Zijin aims to close the deal in the first half of 2022, pending regulatory approvals. Analysts do not see serious hurdles in the way, with Daiwa’s Dennis Ip noting that Argentina is “a relatively pro-China country.”
Jack Shang of Citi, which has a “buy” rating on Zijin, called 3Q “a world class lithium brine asset” in a client note.
Zijin shares surged as much as 9.2% in Shanghai on Monday and closed 4.4% higher on Wednesday than last week’s final price. The stock has risen 6.5% this week in Hong Kong where trading was suspended due to a typhoon on Wednesday.
Prices in China for lithium carbonate, the compound used to make lithium-ion batteries, have risen more than 230% this year, hitting an all-time high earlier this month. © Reuters
According to Millennial Lithium’s feasibility study for Pastos Grandes, the project could yield 24,000 tons of battery-grade lithium carbonate annually over 40 years.
The first phase of the Mariana project, meanwhile, would carry an annual production capacity of 20,000 tons of lithium chloride.
Unlike CATL and Zijin, Ganfeng already has numerous lithium assets around the world.
In late August, it reached a deal to buy London-listed Bacanora Lithium for 284.8 million pounds ($387 million). Bacanora’s main holding is a Mexican deposit projected to yield 20,000 tons of lithium carbonate a year.
Ganfeng also has mines in China and Australia, as well as the Cauchari-Olaroz lithium project in Jujuy Province, Argentina.
Construction on a first phase there is set to complete next year, setting the stage for extraction of 40,000 tons of lithium carbonate a year, with a second phase, with another 20,000 tons of capacity, set to come on line in 2025.

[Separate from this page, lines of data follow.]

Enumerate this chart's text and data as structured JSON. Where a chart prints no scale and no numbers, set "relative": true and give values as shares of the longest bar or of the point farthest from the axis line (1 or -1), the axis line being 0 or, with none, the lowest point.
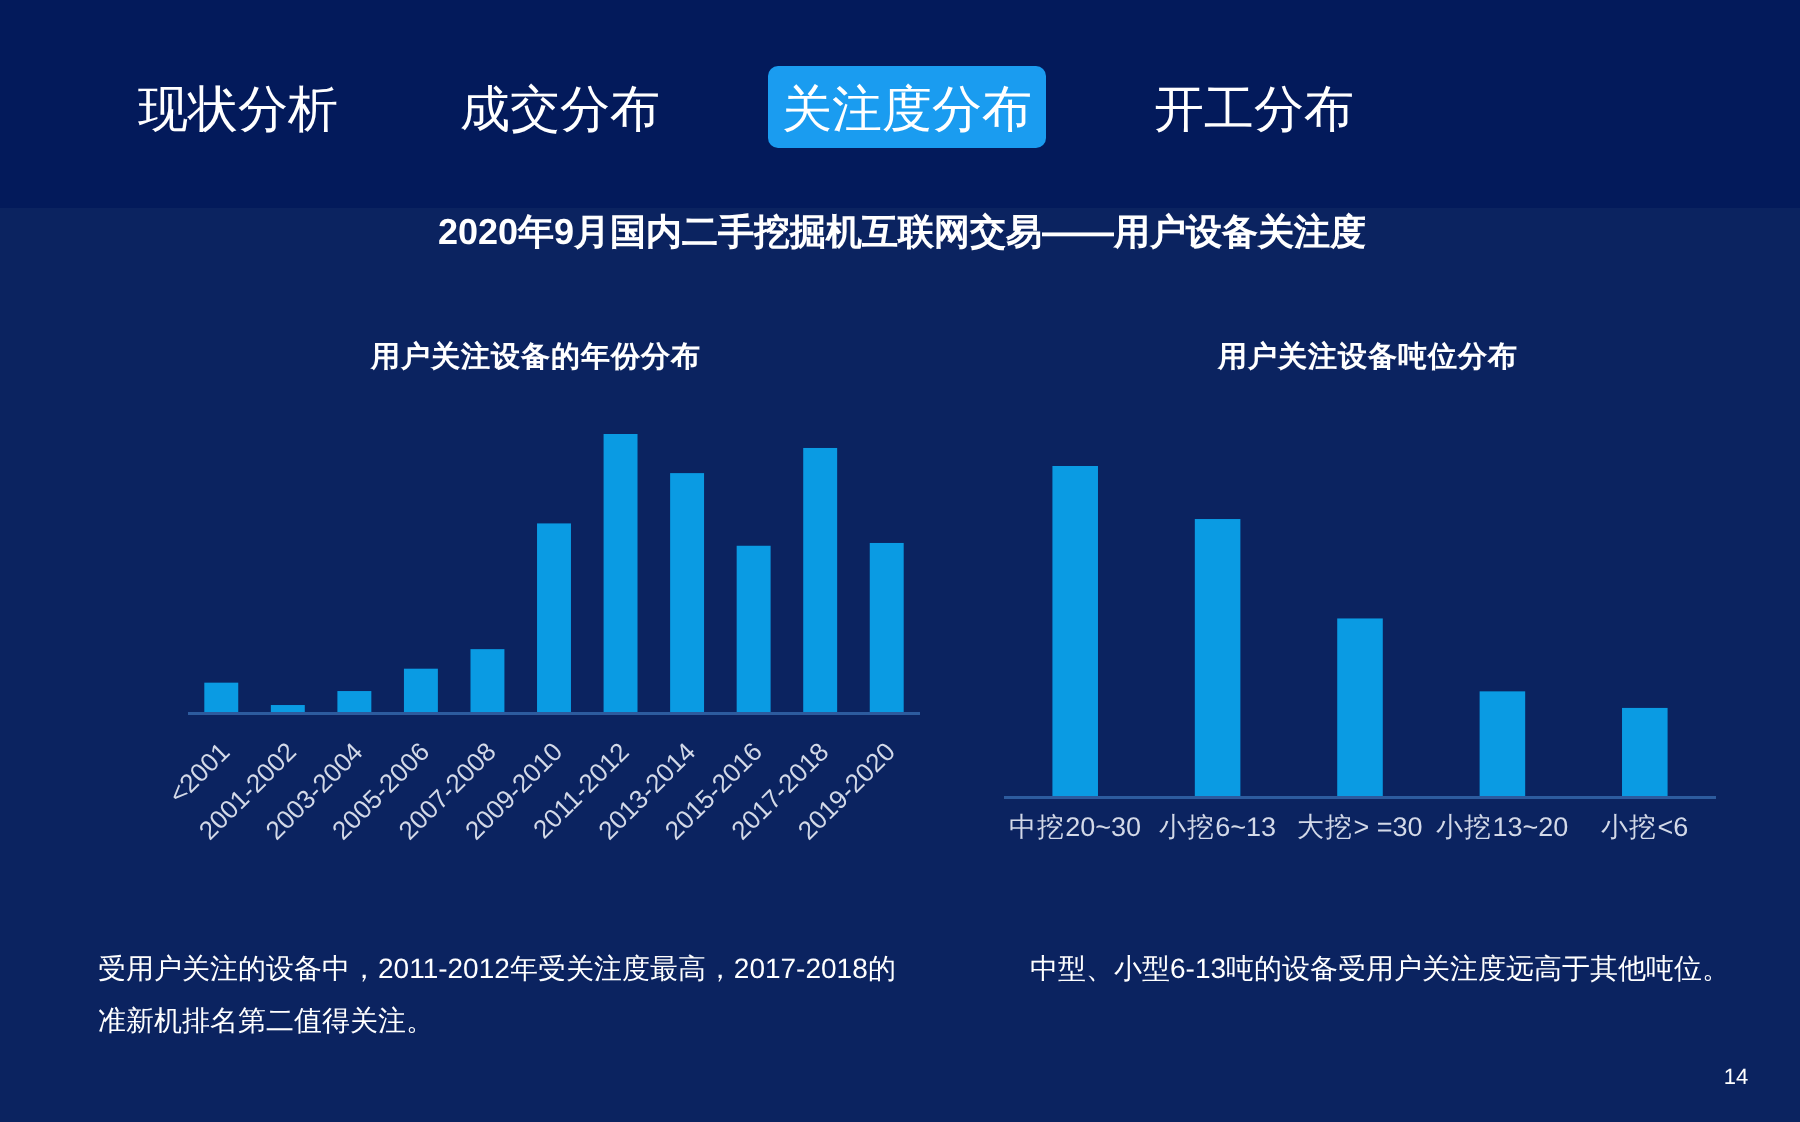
{
  "chart_data": [
    {
      "type": "other",
      "categories": [
        "现状分析",
        "成交分布",
        "关注度分布",
        "开工分布"
      ],
      "colors": [
        null,
        null,
        "#1a9cf0",
        null
      ],
      "title": "2020年9月国内二手挖掘机互联网交易——用户设备关注度",
      "annotations": [
        "14"
      ]
    },
    {
      "type": "bar",
      "title": "用户关注设备的年份分布",
      "categories": [
        "<2001",
        "2001-2002",
        "2003-2004",
        "2005-2006",
        "2007-2008",
        "2009-2010",
        "2011-2012",
        "2013-2014",
        "2015-2016",
        "2017-2018",
        "2019-2020"
      ],
      "values": [
        0.11,
        0.03,
        0.08,
        0.16,
        0.23,
        0.68,
        1,
        0.86,
        0.6,
        0.95,
        0.61
      ],
      "color": "#0a9be3",
      "relative": true,
      "annotations": [
        "受用户关注的设备中，2011-2012年受关注度最高，2017-2018的准新机排名第二值得关注。"
      ]
    },
    {
      "type": "bar",
      "title": "用户关注设备吨位分布",
      "categories": [
        "中挖20~30",
        "小挖6~13",
        "大挖> =30",
        "小挖13~20",
        "小挖<6"
      ],
      "values": [
        1,
        0.84,
        0.54,
        0.32,
        0.27
      ],
      "color": "#0a9be3",
      "relative": true,
      "annotations": [
        "中型、小型6-13吨的设备受用户关注度远高于其他吨位。"
      ]
    }
  ]
}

“Cauchari-Olaroz is on track to become the largest new lithium brine operation in over 20 years,” George Ireland, chairman of Lithium Americas, a minority partner in the project, said earlier this year.
Ganfeng owns 12.6% of the American company and is also a lender to it.

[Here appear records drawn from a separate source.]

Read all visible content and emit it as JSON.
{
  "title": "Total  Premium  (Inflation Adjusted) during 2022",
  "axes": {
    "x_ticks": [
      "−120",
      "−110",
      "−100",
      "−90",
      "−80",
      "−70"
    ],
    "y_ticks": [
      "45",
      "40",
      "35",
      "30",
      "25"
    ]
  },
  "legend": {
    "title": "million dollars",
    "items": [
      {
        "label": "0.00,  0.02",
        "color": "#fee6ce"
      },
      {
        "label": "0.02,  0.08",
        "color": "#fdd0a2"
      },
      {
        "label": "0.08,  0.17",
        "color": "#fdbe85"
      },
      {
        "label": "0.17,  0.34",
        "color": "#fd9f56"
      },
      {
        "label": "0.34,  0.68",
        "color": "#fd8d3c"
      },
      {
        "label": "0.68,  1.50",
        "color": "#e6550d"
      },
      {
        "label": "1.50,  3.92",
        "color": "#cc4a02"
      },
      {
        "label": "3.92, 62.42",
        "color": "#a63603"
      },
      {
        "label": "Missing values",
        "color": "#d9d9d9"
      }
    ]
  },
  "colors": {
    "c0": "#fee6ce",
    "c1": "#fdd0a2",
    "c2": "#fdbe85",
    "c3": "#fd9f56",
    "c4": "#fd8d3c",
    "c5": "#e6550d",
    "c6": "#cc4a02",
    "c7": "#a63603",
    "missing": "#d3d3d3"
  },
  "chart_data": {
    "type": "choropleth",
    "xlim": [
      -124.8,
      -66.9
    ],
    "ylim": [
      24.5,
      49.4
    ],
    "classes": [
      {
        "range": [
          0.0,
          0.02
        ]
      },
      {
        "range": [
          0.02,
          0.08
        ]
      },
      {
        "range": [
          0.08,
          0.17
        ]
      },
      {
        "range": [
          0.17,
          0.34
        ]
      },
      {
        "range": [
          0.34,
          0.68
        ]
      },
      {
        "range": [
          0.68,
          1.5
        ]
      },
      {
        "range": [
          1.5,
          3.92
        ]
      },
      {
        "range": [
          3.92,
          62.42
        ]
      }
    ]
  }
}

Ganfeng’s biggest domestic rival, Tianqi Lithium, became the second-largest shareholder in SQM, Chile’s largest lithium producer, in a $4.1 billion deal in 2018.

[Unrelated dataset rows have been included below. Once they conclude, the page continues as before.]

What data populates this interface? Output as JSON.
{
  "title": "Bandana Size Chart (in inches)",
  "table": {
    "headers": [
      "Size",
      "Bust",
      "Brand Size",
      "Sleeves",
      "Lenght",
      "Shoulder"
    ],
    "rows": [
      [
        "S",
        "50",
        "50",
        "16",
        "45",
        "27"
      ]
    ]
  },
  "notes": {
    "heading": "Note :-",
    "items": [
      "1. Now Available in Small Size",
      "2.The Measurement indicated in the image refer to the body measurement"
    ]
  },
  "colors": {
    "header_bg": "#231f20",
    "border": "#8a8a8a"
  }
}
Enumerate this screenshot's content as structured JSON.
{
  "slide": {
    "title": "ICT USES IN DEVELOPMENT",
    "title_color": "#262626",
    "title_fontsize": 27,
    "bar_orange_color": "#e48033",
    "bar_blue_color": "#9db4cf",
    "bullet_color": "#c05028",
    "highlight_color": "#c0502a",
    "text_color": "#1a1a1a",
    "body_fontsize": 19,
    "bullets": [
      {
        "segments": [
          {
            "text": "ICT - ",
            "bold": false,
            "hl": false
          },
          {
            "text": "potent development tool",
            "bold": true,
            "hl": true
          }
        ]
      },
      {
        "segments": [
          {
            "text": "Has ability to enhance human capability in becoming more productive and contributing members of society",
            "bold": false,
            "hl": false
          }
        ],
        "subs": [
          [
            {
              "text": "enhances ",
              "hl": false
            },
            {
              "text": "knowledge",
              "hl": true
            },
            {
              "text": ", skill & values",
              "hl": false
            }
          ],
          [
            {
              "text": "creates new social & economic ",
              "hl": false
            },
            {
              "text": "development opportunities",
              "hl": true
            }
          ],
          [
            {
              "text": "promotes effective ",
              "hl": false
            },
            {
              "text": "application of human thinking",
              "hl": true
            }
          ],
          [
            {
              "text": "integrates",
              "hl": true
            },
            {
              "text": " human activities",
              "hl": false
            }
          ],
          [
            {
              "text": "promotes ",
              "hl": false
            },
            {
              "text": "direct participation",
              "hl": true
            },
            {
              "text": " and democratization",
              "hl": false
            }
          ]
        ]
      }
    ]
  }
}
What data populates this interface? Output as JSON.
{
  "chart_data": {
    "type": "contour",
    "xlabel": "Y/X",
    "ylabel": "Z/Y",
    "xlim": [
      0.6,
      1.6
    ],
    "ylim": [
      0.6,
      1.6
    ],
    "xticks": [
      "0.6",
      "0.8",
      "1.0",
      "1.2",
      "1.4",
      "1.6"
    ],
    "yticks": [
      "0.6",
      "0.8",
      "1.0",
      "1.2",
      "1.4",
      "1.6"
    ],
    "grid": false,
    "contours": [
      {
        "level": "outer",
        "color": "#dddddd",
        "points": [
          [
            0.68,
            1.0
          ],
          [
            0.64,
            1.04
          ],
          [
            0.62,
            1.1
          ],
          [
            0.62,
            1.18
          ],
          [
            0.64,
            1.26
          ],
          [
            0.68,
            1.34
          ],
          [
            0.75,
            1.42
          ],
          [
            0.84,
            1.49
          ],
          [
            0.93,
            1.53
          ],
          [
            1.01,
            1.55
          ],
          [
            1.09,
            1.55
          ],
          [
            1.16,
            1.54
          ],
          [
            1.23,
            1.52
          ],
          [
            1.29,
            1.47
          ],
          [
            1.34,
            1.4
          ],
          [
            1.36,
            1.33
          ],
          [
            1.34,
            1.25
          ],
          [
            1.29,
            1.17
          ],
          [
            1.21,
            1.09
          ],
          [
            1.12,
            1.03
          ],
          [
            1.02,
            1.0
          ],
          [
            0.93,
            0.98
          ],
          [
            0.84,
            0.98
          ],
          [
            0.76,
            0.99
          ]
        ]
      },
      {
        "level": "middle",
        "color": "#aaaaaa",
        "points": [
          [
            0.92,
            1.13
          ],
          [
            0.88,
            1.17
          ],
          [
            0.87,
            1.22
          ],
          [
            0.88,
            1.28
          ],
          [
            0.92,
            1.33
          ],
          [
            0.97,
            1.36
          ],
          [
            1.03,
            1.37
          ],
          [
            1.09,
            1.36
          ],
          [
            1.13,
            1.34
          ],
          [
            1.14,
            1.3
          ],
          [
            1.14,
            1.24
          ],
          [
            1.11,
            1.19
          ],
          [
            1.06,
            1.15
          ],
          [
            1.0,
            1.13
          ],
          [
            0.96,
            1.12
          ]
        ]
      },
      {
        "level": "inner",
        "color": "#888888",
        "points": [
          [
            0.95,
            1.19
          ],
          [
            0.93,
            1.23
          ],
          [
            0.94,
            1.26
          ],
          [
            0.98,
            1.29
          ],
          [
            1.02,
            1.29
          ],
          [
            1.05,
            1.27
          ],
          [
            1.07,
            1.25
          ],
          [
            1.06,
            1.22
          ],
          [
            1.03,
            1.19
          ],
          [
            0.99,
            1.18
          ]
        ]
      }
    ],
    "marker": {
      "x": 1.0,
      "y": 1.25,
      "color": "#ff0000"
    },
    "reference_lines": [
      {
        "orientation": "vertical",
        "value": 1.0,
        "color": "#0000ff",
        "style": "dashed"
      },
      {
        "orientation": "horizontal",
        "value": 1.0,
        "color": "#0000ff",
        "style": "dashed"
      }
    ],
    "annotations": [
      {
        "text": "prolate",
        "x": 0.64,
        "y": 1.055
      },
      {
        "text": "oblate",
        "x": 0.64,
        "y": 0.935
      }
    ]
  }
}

Washington-based researcher Berg believes the U.S. should take note of the Chinese deal-making and the need for help in South American economies destabilized by COVID.
“Not only has China increased its investment in the Lithium Triangle countries, but it has also strengthened its bilateral relationships through its vaccine diplomacy,” he said, warning corporate deals mean China “will likely continue its dominance of the emerging lithium industry.”